Unknown Error on device 0 when runing ncu

i try to use ncu to check the gpu usage on a simple function. but i get error. i am runing in container ARG CUDA_VERSION=12.1.0
ARG CUDNN_VERSION=8
ARG OS_VERSION=22.04
FROM nvidia/cuda:${CUDA_VERSION}-cudnn${CUDNN_VERSION}-devel-ubuntu${OS_VERSION}
my device is single 3090 GPU , ncu -v 2023.1.0.0 (build 32376155) (public-release)
my container already start with cap_add: - SYS_ADMIN -CAP_SYS_PTRACE
$ nvidia-smi
NVIDIA-SMI 560.35.02 Driver Version: 560.94 CUDA Version: 12.6
my local is also install with cuda 12.1 (same with container)
i check the document and ampere should be support after 2022 update and the container start with admin
,my windows is 11 and i install the ncu ubuntu version so i dont know what else may cause this issue?

import torch

def test_cuda():
    device = torch.device("cuda:0")
    x = torch.randn(1000, 1000, device=device)
    y = torch.matmul(x, x)
    torch.cuda.synchronize()  # Ensure GPU computation completes
    print(y)

if __name__ == "__main__":
    test_cuda()
ncu python3 test_ncn.py
==PROF== Connected to process 7698 (/usr/bin/python3.10)
==ERROR== Unknown Error on device 0.
tensor([[ -1.6078,   3.2960, -25.2283,  ..., -39.3344,  19.4053,  12.0484],
        [-10.6675, -40.8973, -17.8383,  ..., -44.4900,  55.2061, -15.0428],
        [-13.4432,  18.6459,  -2.8020,  ...,  22.4246,  31.6181,  21.3463],
        ...,
        [ -9.2275, -18.6414,  -3.8433,  ..., -36.3853,  19.7588,  44.5568],
        [-14.8734,  46.8846,  21.3486,  ...,  -1.1413,  49.1632,  28.2038],
        [-23.3245, -21.7096,   0.9777,  ..., -40.5297,  30.1500,  20.3629]],
       device='cuda:0')
==PROF== Disconnected from process 7698
==WARNING== No kernels were profiled.
==WARNING== Profiling kernels launched by child processes requires the --target-processes all option.

Hi, @user96785

Can you clarify how to set up the repro ENV ?
You mentioned windows, container, ubuntu etc

My device is running Windows 11, and I am using Docker on it. The Docker image I am using is Ubuntu 22.04. I am not sure what specific information might be needed, so I am providing everything that might be relevant. I apologize if this causes any confusion.

I reorganise my question .

I am trying to use ncu to check the GPU usage of a simple function, but I encountered an error.

Here is my environment setup:

• I am running inside a Docker container based on the image:

nvidia/cuda:12.1.0-cudnn8-devel-ubuntu22.04.

• My device has a single NVIDIA RTX 3090 GPU.

• ncu version: 2023.1.0.0 (build 32376155) (public release).

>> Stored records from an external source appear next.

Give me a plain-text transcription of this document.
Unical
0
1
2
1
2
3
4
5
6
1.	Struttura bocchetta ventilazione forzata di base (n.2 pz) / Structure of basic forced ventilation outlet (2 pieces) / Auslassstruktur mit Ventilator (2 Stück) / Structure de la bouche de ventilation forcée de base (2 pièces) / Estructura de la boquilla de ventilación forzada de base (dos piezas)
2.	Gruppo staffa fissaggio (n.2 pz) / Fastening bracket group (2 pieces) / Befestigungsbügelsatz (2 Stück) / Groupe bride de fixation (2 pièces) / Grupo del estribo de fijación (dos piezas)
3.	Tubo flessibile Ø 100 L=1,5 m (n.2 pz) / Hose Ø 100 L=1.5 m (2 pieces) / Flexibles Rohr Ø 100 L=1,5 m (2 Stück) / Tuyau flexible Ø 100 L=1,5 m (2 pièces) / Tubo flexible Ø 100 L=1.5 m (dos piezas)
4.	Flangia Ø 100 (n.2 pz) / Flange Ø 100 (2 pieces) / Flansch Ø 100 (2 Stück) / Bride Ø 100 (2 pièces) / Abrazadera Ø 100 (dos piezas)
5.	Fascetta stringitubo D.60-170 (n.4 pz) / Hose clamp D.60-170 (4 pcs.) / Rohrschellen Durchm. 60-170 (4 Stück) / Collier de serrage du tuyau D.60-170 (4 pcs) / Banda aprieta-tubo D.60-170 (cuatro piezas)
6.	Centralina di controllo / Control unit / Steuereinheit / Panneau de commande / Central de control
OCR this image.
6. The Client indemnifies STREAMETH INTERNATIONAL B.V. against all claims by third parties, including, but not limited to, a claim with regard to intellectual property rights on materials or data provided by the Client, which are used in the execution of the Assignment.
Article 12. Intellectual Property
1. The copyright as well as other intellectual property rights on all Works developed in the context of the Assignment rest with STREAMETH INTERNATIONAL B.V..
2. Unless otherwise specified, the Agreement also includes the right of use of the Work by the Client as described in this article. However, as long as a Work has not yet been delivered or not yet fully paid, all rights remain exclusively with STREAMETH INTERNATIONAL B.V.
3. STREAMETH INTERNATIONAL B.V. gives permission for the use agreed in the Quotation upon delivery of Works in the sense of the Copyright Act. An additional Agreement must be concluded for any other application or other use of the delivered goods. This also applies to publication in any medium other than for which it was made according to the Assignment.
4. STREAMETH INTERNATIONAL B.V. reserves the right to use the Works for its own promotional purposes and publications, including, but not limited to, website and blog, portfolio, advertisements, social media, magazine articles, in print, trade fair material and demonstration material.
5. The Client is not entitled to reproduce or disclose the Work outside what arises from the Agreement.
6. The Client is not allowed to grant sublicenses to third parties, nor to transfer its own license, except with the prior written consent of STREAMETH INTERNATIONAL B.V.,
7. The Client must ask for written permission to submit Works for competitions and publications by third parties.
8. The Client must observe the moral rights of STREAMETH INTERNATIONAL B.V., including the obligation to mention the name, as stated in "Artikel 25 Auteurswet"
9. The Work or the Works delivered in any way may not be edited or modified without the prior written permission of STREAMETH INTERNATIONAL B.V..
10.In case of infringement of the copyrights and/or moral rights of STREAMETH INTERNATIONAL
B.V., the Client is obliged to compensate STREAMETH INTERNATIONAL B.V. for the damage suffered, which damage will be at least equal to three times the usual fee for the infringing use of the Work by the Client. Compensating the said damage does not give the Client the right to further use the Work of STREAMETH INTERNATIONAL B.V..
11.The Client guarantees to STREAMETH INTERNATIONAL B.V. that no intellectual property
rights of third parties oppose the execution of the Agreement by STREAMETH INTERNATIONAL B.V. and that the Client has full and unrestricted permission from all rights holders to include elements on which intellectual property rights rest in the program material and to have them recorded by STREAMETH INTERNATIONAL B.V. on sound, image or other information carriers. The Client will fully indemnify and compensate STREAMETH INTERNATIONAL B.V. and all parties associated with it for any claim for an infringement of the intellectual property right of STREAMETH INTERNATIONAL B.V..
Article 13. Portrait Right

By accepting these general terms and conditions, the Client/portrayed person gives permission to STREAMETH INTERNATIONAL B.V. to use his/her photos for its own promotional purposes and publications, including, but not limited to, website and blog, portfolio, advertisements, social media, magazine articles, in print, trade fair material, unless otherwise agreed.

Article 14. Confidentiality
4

• The container is started with cap_add permissions: SYS_ADMIN and CAP_SYS_PTRACE.

Here are some additional details:

• Output of nvidia-smi inside the container:

NVIDIA-SMI 560.35.02

Driver Version: 560.94

CUDA Version: 12.6.

• My local system is also installed with CUDA 12.1, which matches the version in the container.

• According to the documentation, the Ampere architecture (RTX 3090) should be supported after the 2022 update.

I am running on Windows 11 and installed the Ubuntu version of ncu(I think it in the docker). I have no idea what else might be causing the issue. No matter reboot or recreate container I have all tried still get no luck. Could you help identify the problem?

OK. Thanks for the clarification.
Our devtools don’t support in windows docker container yet.

If you want to use Linux ENV on windows platform, the suggested method is using WSL2.

Thanks a lot for answering my question. How about using Ubuntu docker image in Ubuntu platform can ncu work?

Yes. This scenario should work.

This topic was automatically closed after 10 hours. New replies are no longer allowed.